On 2 May 2012, at 15:31, Stevan Harnad wrote:

> On 2012-05-02, at 9:28 AM, Jan Velterop wrote:
> 
>> On 2 May 2012, at 13:32, Stevan Harnad wrote:
>>> 
>>> Andrew is so right (and the current UK government is showing as much good 
>>> sense in turning to JW as they showed for many years in turning to RM).
>>> 
>>> Wikipedia is based on the antithesis of peer review. Asking JW to help make
>>> sure peer-reviewed research is available to all is like asking McDonalds to
>>> help the WHO/FDA make sure that wholesome food is available to all.
>> 
>> Ach, come off it, Stevan. By your reckoning arXiv is also the antithesis of 
>> peer review. Would you talk in the same way about Paul Ginsparg?
> 
> Arxiv contains preprints of articles before and after peer review. Arxiv 
> does not do peer review. Neither do institutional repositories.

And Wikipedia doesn't either, so why is that the antithesis to peer review?
> 
> (Why do you ask about Paul Ginsparg?)
> 
>> OA will gain from more involvement of people who understand diplomacy, 
>> persuasion, and yes, 'marketing'.
> 
> At the moment, Jimmy Wales does not have a clue about what are the real 
> problems of getting OA provided by researchers; nor does he have a clear 
> understanding of (or any experience with) peer review.

He knows and understands far more about OA that you presume (on the basis of 
what do you presume that, actually?).
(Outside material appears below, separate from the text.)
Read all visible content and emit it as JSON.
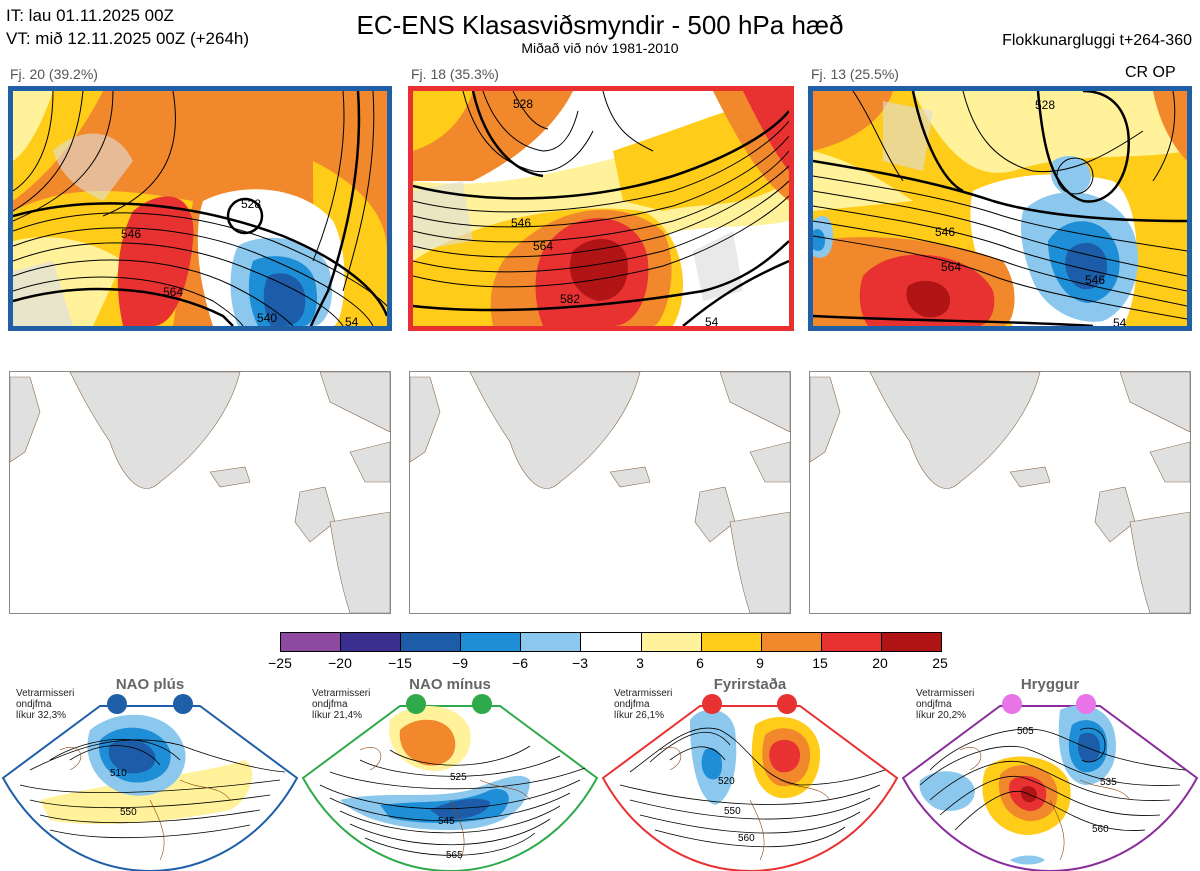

For a start, he has been 'educated' on 
all matters OA by Melissa Hagemann herself. 

> 
> This can all be remedied, if someone has JW's ear, and he listens and 
> understands.
> 
> Then JW can be a helpful (though no doubt expensive

Expensive? No-doubt? You didn't read the article in The Guardian, did you? 
There it says "… he was brought in by No 10 as an unpaid adviser to 
government on crowdsourcing…".

> ) conduit to the ears of 
> those (David Willetts?) who are in a position to do what needs to get done to 
> make the RCUK mandates work.
> 
> Meanwhile, regarding diplomacy and persuasion, I suggest that you give 
> more weight to what Professor Rentier has posted 
> about academia's attitude to Wikipedia. We are trying to win researchers 
> over to providing OA to their peer-reviewed research -- not to win them 
> over to some fantasied Wikipedia-style alternative to peer review.
> http://mailman.ecs.soton.ac.uk/pipermail/goal/2012-May/000372.html
> 
> We've been down this path so many times, Jan. Is the appointment of a 
> celebrity name now to be the occasion for rehearsing it all yet again?

I know somebody who is infinitely more repetitive with his views than I am with 
my views.

> 
> It's not diplomacy that's needed; it's effectively formulated and implemented 
> policy. The RCUK already leads the rest of the world in OA, but its OA policy 
> needs tweaking to make it effective.